Whereas Lets Play videos from gamers like PewDiePie and BlueXephos garner more than a couple of million subscriptions on YouTube. Ease of video publishing and instant sharing can not only benefit those that stream their plays to the public but also gamers who wish to learn to get better so as to become competitive in the games they play.

What does the future hold?
From its focus on hardcore games to its consideration for game developers, from impressive hardware specs to its game centric features, PlayStation 4 looks to be the total package, and a promising prospect as THE go to console for the hardcore gamers in the future.

During the PlayStation Meeting, Andrew House proclaimed that “Our vision for the future is consumer centric, developer inspired and characterized by an unwavering commitment to phenomenal play experiences.” And all that is visible in what Sony has brought forth in its introduction for the next generation of console gaming.

However, while the Mr. House’s words like “Passion for Play” might seem appealing to the hardcore gamers, they are still mere words. Same is true for every specification, feature and service promised by Sony to date. Remember that the PS3 also promised cross play with PSP, or that Vita got its RAM reduced before its retail, or the impressive “in-game” Killzone2 trailer that turned out to be a CG render, or the hailed sixaxis functionality that turned into a joke.

So let’s not fall in love with Sony right at this moment and let’s not choose our console of choice in haste. There is still lot of time till PlayStation 4’s retail window and a lot can change in a few months. More importantly, Sony’s chief competitor; Microsoft has yet to show its hand.
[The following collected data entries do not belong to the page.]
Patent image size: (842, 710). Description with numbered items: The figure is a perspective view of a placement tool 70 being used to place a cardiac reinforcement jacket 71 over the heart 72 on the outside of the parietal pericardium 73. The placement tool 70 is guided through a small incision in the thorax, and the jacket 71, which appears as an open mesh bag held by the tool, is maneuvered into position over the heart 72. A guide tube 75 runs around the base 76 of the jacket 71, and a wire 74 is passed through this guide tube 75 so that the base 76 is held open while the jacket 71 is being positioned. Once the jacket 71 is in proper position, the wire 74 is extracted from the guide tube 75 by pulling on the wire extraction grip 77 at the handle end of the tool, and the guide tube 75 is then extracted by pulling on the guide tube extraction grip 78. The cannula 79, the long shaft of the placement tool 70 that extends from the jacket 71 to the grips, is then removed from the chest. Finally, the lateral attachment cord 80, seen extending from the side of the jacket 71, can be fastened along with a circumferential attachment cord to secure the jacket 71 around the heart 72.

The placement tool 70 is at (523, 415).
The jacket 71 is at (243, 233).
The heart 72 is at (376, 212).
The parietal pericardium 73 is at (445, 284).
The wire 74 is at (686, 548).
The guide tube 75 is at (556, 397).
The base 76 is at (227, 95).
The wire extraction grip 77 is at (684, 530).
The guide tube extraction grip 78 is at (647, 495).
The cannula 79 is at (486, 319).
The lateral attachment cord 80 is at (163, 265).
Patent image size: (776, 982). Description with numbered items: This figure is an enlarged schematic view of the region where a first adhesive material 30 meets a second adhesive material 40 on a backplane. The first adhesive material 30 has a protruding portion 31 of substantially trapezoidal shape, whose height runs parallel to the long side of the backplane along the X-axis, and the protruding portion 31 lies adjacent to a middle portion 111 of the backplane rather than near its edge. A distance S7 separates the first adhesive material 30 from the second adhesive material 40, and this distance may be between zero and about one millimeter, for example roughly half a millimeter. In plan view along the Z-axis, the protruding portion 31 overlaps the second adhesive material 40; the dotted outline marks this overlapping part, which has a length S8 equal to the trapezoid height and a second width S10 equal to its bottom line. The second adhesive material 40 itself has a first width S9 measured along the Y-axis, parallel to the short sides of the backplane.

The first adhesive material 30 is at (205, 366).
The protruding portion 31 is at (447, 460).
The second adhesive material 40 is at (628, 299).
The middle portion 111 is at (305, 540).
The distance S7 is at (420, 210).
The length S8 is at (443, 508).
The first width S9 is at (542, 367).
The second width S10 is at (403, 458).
Maybe Microsoft can match Sony in every spec and every feature, maybe they can offer something that Sony cannot; 4K resolution or backward compatibility? Maybe the rumors are false and next Xbox still allows used games to be played or maybe Microsoft vows us with 1st tier exclusives or ultra-competitive pricing.

The future of gaming is still uncertain and hardcore gamers can only wait with bated breath for the future of gaming to come to pass.